La SNCF pourrait subir un manque à gagner de trois milliards d’euros de recettes, du fait de la crise sanitaire provoquée par l’épidémie de Covid-19, affirme vendredi sur son site internet le journal Les Echos. « Le manque à gagner de la crise sanitaire en France devrait rapidement atteindre les 3 milliards d’euros pour l’entreprise publique, selon nos informations, sans parler de l’après-déconfinement », indique le quotidien économique.

En mars, la SNCF a selon Les Echos accusé un manque à gagner de 700 millions d’euros de chiffre affaires et un recul de 600 millions de sa marge d’exploitation, avant de connaître en avril une chute de 1,4 milliard de ses recettes d’exploitation « et un impact de 1,2 milliard sur sa marge ». Et les premiers jours de mai, jusqu’au déconfinement prévu le 11, « seront de la même veine ».

Vers un refinancement ?

Contactée par l’AFP, la SNCF n’a fait dans un premier temps aucun commentaire, que ce soit sur les chiffres publiés ou l’ordre de grandeur des pertes attendues. « Il faudra un refinancement. Des discussions ont commencé avec l’Etat sur l’effet des pertes », indique une source interne citée par Les Echos, au sujet d’une éventuelle recapitalisation.

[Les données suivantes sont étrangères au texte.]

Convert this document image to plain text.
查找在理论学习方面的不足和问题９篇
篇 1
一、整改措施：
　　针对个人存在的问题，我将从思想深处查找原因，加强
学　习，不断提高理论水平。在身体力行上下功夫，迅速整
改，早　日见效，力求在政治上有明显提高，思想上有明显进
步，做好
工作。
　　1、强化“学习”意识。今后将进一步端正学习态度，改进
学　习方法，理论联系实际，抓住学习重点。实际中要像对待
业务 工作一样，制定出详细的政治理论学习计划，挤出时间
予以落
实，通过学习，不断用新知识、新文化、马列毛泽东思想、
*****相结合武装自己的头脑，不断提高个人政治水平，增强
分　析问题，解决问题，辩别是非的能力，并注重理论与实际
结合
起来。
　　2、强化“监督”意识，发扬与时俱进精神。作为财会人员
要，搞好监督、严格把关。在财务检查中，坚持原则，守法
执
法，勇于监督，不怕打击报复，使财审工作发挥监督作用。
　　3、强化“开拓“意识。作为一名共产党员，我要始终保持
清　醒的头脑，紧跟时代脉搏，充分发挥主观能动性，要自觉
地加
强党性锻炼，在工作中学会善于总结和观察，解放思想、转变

Mi-avril, le PDG Jean-Pierre Farandou avait averti que le groupe public allait au-devant de « lourdes pertes », compte tenu de cette crise inédite. « Notre entreprise va connaître un choc important », avait-il prévenu dans un message aux cheminots, moins de trois mois après une longue grève, qui a coûté près d’un milliard d’euros.

 

Concernant la reprise du trafic, le patron de la SNCF avait indiqué envisager d’abord pour les grandes lignes « peut-être, par rapport à l’offre actuelle, un doublement de l’offre pendant les premières semaines », qui passerait ainsi de 6-7 % actuellement à près de 15 %.

On aurait ensuite en juin « un TGV sur deux pendant un mois environ » puis « on espère arriver à 100 % des TGV au début de l’été », avait-il dit. Quant aux TER et aux trains de banlieue d’Ile-de-France, on passerait « très vite » de 15-25 % actuellement à 50 %, avant de progresser davantage en fonction de la demande.